I'm delighted to say that my new book, Big Data is now available... but you may think 'So what?' data's not exactly new. What's the fuss all about? This extract from the introduction explains why:

It’s hard to avoid ‘big data’. The words are thrown at us in news reports and from documentaries all the time. But we’ve lived in an information age for decades. What has changed?

Big data has enabled Netflix, for instance, to take risks that conventional networks could never afford - and to target its marketing in a way that was never before possible. And big data is not just about business: among other things, it has the potential to transform policing by predicting likely crime locations; to animate a still photograph; to provide the first ever vehicle for genuine democracy; to predict the next New York Times bestseller; to give us an understanding of the fundamental structure of nature; and to revolutionise medicine.

Less attractively, it means that corporations and governments have the potential to know far more about you, whether to sell to you or to attempt to control you. Don’t doubt it – big data is here to stay, making it essential to understand both the benefits and the risks.
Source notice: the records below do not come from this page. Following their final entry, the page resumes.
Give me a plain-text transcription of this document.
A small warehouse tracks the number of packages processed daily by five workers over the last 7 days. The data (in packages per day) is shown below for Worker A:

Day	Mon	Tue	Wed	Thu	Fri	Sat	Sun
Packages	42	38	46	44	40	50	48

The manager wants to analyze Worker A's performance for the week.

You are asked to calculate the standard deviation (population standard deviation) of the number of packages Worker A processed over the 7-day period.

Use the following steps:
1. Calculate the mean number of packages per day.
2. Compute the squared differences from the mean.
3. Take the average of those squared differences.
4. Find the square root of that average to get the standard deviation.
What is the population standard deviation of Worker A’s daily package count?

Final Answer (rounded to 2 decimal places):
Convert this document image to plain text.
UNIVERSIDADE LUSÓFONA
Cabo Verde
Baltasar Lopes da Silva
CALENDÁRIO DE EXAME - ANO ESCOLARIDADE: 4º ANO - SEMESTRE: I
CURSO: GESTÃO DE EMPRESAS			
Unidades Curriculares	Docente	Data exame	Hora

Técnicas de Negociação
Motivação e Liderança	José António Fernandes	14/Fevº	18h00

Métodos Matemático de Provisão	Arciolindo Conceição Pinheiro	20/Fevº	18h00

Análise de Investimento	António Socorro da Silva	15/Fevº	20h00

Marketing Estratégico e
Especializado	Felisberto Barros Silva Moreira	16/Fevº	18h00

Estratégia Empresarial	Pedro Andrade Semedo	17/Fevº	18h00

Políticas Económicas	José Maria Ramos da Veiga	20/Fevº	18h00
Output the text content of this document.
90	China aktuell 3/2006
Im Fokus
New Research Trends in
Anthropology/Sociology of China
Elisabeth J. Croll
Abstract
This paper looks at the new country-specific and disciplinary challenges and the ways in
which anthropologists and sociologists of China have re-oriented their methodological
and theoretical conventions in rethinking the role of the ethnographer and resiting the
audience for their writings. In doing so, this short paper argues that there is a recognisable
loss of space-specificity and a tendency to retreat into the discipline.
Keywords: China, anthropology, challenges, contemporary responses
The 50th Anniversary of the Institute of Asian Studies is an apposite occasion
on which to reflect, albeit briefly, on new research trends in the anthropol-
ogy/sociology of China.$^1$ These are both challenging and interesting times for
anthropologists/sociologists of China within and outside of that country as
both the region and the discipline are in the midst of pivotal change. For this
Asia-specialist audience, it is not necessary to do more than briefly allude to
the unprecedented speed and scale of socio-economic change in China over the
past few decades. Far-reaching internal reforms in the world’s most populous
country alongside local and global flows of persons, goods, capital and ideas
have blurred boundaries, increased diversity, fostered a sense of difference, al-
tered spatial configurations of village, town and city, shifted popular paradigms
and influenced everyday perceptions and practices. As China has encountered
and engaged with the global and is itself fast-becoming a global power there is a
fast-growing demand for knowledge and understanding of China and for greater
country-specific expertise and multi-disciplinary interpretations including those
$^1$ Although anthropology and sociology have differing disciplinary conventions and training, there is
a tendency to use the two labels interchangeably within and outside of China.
The power of big data derives from collecting vast quantities of information and analysing it in ways that humans could never achieve without computers in an attempt to perform the apparently impossible.

Data has been with us a long time. We are going to reach back 6,000 years to the beginnings of agricultural societies to see the concept of data being introduced. Over time, through accounting and the written word, data became the backbone of civilisation. We will see how data evolved in the seventeenth and eighteenth centuries to be a tool to attempt to open a window on the future. But the attempt was always restricted by the narrow scope of the data available and by the limitations of our ability to analyse it.

Now, for the first time, big data is opening up a new world. Sometimes it’s in a  flashy way with computers like Amazon’s Echo in the home that we interact with using only speech. Sometimes it’s under the surface, as happened with supermarket loyalty cards. What’s clear is that the applications of big data are multiplying rapidly and possess huge potential to impact us for better or worse.